Looping Slideshow Display With Visualforce and Apex Charting

Anyone ever seen pictures of west-cost start-ups with those TV screens front and center showing some sort of stat or metric? If it is a dev house maybe it is the builds, bugs, & deadlines. A sales firm may have revenue, opportunities and a highlight of recently closed deals. Either way, they are meant to highlight data and allow it to be consumed in a very passive manner, reading it as you pass by. Salesforce makes reports a breeze and dashboards are a snap too. However, what if you wanted to recreate that seamless look, without the tabs, browser UI, or any indication of what is driving the display at all? Sure, there are tons of articles that show you how to get PowerPoint to do that, but using stale data is for suckers. Let’s take a look at what some Apex, Visualforce and JavaScript could do for you.

We should start with the controller.

A good start but missing any real meat. Let’s look at what is there, shall we? Pretty much the only thing in this class so far is a nested wrapper class. This is just a convenient way to get data to the charts. Feel free to do your own thing if this isn’t your style. We better add a way to get some data.

This looks promising! This method grabs all the cases, groups them by priority, then counts the number of cases in those groups. We iterate over that data and toss it into that wrapper object from the prior code block. Add as many of these chunks of code as you want, one for each chart you feel like creating. We are almost done the controller, just one more piece.

This to-the-point bit of code is there to erase the current set of data so it can be refreshed. Remember what I said about stale data being for suckers? This prevents you from being a sucker. Put all of those together and you get a completed controller (mine has a second list of chart data because a one slide slideshow is boring).

On to the Visualforce. We will start off small again and build from there.

This is the base, telling the page to use the ChartController and to not show the header or sidebar. Remember, we don’t want this looking like a webpage or a browser, just a slideshow. Now we need a chart.

This is an apex chart. The width and the height shown here are based on my screen size and layout. If you have extra styling or branding on your slideshow (Trust me, you will want it. The end result of this is bare bones.) you will need to change these values to fit. The apex:chart tag also tells the page what data to use and the id will be used to keep the data fresh. The apex:pieSeries tag tells the page that the data comes from the data field on the wrapper and that the label comes from the name field. There is also the apex:legend tag which provides a legend in the position specified. Finally all of that is wrapped in a div that will provide us the means to allow for movement. Like with the controller, you need one of these for each list of ChartData that you created, just leave the ‘activeSlide’ style off the rest. We still need to code to bring this to life. Let’s begin with the styling first.

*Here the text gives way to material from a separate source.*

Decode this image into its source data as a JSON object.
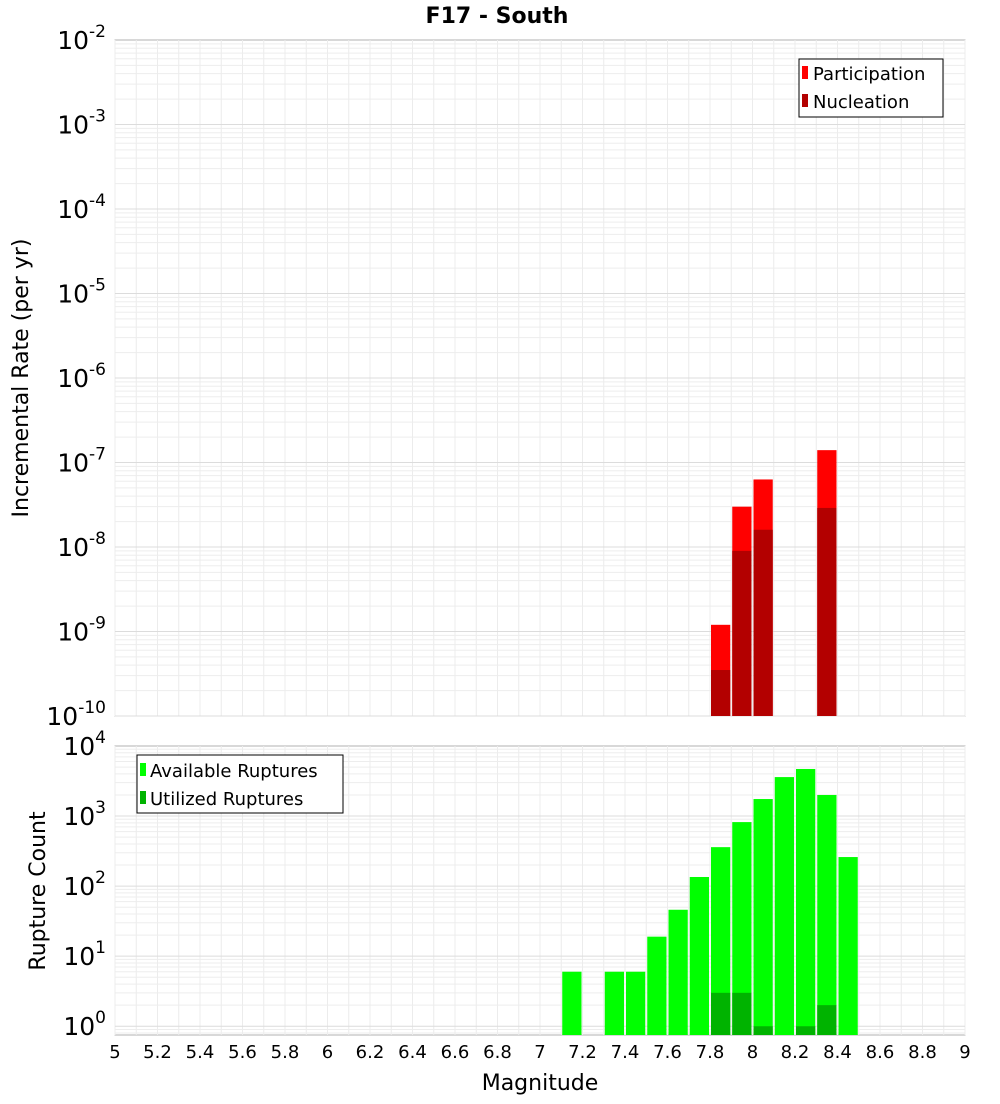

Simple stuff here. The ‘side’ class has an absolute position, a white background and is glued to the top left. Every slide has that and therefore, every slide is stacked on top of each other. The slide that also has the ‘activeSlide’ class rises to the top, thanks to its high z-index. To make these slides shuffle, we also need some JavaScript.

First off, I am lazy at times. Seriously, no joke. That is why I included JQuery, because it makes things so darn easy. The next bit sets up a JavaScript method named ‘refreshCharts’ that calls the controller method ‘refreshCharts’ and re-renders my two charts with that data. This is done with the apex:actionFunction tag and will automatically generate the appropriate code. After that, I set up another JavaScript method that will determine the next slide, remove the ‘activeSlide’ class from the currently visible slide, and add it to the next one. To set things in motion, I call that method every 5 seconds and the ‘refreshCharts’ method every 10 minutes. Mix it all together and cook at 350 degrees and your Visualforce should look like this:

What does this look like in action? A chart, then another chart. This is not worth a picture because a still image won’t show it in action and an animated gif can be staged. The best way to see this is to follow along and get this code into any developer account. After you do that, just type in the URL, ‘<YOUR_SALESFORCE_URL>/apex/<YOUR_VISUALFORCE_PAGE_LABEL>’. Tapping F11 should remove all of the browser UI and dragging the mouse to the right side will hide it from view. There you go, a live slideshow. This is the perfect project to dedicate some old hardware to.